The leaders of the American Association of Critical-Care Nurses (AACN) and the American College of Chest Physicians (ACCP) have a long history of thoughtful dialogue about the important issues in critical care practice and have collaborated on key initiatives to enhance the practice knowledge of their members. Over the years, as their relationship has matured, the organizations have come to respect and value each other's perspective, benefited from the unique knowledge and worldview each brings to planning for the future, and used this perspective to grow in ways that would not have been possible without this collaborative relationship.
As past presidents of AACN and ACCP, in this article we describe how the AACN Standards for Establishing and Sustaining Healthy Work Environments (3) and the ACCP Patient-Focused Care project (4) demonstrate true collaboration and synergy of thought. Together, these complementary initiatives provide a road map for creating the kind of practice environment where interdisciplinary, patient-focused care, as called for by the IOM, can thrive.
Response to a Flawed Health System
AACN's decision to establish standards for healthy work environments grew from a strategic planning process in which the association identified the 3 most important issues facing its members and critical care nurses at large on which AACN's voice and action would have the greatest effect. A healthy work environment was one of those issues and was judged to be so influential that failure to address it would result in deleterious effects for every aspect of critical care practice. A task force and national review panel led by past AACN president Connie Barden developed the standards that were launched at a Washington, DC, press conference in January 2005. More than 30 000 copies of the standards were downloaded from the AACN Web site the first month after their release; the number downloaded now exceeds 120 000. These standards are guiding transformation of the care environment in many institutions across the United States.

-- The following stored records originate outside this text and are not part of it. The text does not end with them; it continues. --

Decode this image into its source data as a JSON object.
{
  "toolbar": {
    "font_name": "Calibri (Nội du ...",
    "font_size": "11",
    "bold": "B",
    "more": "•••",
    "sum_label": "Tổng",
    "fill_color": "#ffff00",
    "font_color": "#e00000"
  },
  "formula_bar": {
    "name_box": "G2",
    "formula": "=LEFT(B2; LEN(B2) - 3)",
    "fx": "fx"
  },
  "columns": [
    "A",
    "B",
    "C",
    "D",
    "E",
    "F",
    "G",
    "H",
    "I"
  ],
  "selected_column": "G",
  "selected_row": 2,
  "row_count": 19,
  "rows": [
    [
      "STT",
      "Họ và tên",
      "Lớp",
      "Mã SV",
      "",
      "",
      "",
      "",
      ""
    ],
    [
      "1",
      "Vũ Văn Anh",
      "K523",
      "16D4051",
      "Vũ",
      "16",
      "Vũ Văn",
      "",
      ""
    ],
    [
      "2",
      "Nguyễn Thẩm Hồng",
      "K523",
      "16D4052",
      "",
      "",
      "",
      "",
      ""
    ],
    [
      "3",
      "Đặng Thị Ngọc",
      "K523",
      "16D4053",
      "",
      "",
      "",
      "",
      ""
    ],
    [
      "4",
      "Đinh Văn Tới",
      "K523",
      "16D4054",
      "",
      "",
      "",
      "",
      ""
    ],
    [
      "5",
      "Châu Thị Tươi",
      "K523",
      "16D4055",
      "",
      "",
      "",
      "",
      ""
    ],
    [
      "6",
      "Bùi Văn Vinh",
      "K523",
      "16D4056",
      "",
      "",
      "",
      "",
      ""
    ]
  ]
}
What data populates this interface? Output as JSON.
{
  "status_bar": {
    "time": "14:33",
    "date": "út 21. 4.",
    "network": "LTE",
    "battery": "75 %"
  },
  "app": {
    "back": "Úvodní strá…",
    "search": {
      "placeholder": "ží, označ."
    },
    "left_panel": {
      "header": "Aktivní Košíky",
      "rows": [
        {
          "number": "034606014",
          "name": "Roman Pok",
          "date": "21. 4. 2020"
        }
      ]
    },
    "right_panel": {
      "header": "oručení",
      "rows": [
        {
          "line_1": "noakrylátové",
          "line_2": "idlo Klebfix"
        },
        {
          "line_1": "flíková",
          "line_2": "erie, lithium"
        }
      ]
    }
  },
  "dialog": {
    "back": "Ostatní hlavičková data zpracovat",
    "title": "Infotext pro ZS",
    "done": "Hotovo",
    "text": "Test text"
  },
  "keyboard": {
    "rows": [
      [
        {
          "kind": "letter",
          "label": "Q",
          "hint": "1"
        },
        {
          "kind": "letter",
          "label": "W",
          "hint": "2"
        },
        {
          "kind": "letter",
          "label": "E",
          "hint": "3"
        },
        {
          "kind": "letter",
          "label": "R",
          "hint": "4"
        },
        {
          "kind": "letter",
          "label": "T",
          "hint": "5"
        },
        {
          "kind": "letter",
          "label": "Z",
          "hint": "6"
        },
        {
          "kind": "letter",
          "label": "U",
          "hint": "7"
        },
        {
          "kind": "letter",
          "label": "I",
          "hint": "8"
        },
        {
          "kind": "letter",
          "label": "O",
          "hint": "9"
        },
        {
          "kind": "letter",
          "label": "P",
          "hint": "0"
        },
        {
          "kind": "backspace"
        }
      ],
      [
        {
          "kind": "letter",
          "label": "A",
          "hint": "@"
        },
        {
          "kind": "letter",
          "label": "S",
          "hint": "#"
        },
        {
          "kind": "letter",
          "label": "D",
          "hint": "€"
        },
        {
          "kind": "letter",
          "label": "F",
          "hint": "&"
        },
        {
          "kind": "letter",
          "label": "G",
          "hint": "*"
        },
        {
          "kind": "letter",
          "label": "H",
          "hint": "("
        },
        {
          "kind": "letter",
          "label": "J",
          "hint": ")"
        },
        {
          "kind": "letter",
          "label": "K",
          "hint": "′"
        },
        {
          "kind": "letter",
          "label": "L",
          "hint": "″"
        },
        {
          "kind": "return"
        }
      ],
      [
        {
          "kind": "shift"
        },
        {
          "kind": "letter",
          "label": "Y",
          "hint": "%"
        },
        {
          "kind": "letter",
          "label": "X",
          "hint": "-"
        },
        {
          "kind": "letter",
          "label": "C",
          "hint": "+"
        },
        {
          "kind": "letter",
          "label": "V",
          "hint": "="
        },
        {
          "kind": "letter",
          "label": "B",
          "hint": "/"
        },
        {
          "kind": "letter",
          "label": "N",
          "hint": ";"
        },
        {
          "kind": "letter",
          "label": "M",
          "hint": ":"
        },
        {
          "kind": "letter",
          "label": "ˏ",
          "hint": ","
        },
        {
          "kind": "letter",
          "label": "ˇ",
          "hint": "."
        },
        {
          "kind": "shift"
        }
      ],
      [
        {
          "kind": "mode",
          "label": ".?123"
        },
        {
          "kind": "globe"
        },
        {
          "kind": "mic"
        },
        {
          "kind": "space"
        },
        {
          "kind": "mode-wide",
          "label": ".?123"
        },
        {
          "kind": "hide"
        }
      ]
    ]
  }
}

The standards have been presented in several AACN publications. (3,5) The 6 standards--addressing skilled communication, true collaboration, effective decision making, appropriate staffing, meaningful recognition, and authentic leadership--were derived from a strong base of research evidence. Each standard is considered essential, and the standards are designed to be used together, not as stand-alone organizational goals. The standards are forceful statements describing the actions required to transform the health of the work environment (see Table).